Mirastan Feragat Sözleşmesi

mirastan feragat sozlesmesi

I. Mirastan Feragat Sözleşmesi Nedir?

Mirastan feragat sözleşmesi, miras bırakan ile muhtemel mirasçısı arasında yapılmaktadır. Bu muhtemel mirasçı, miras bırakanın saklı paylı mirasçısı da olabilmektedir. Mirastan feragat sözleşmesi, muhtemel mirasçının ilerideki mirasçılık sıfatından kendi rızasıyla vazgeçtiği ve miras bırakanın da vazgeçmeyi kabul ettiği bir miras sözleşmesidir.

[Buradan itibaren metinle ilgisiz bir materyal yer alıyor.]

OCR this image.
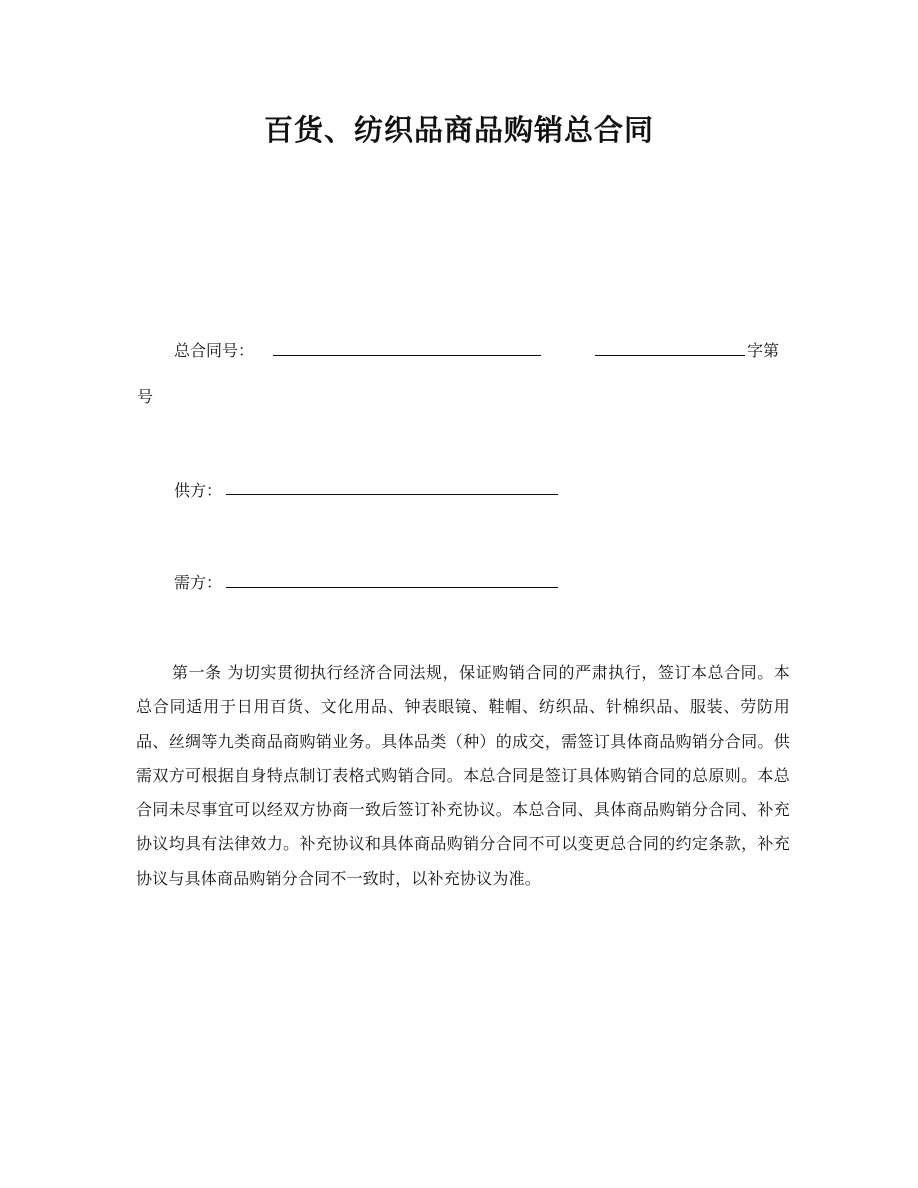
百货、纺织品商品购销总合同
总合同号：	字第
号
供方：
需方：

第一条 为切实贯彻执行经济合同法规，保证购销合同的严肃执行，签订本总合同。本总合同适用于日用百货、文化用品、钟表眼镜、鞋帽、纺织品、针棉织品、服装、劳防用品、丝绸等九类商品商购销业务。具体品类（种）的成交，需签订具体商品购销分合同。供需双方可根据自身特点制订表格式购销合同。本总合同是签订具体购销合同的总原则。本总合同未尽事宜可以经双方协商一致后签订补充协议。本总合同、具体商品购销分合同、补充协议均具有法律效力。补充协议和具体商品购销分合同不可以变更总合同的约定条款，补充协议与具体商品购销分合同不一致时，以补充协议为准。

Mirastan feragat sözleşmesi, kendine özgü bir Miras Hukuku işlemidir. Feragat eden muhtemel mirasçının, henüz miras bırakan hayattayken yaptığı bu işlem, onun ileride mirasçılık sıfatını kazanmasını engellemektedir.

Mirastan feragat sözleşmesinde ölüme bağlı tasarrufta bulunan miras bırakandır. Miras bırakan, ölümüyle hüküm doğuracak bu beyanı kabul etmektedir. Feragat eden ise sağlararası bir hukuki işlem yapmaktadır.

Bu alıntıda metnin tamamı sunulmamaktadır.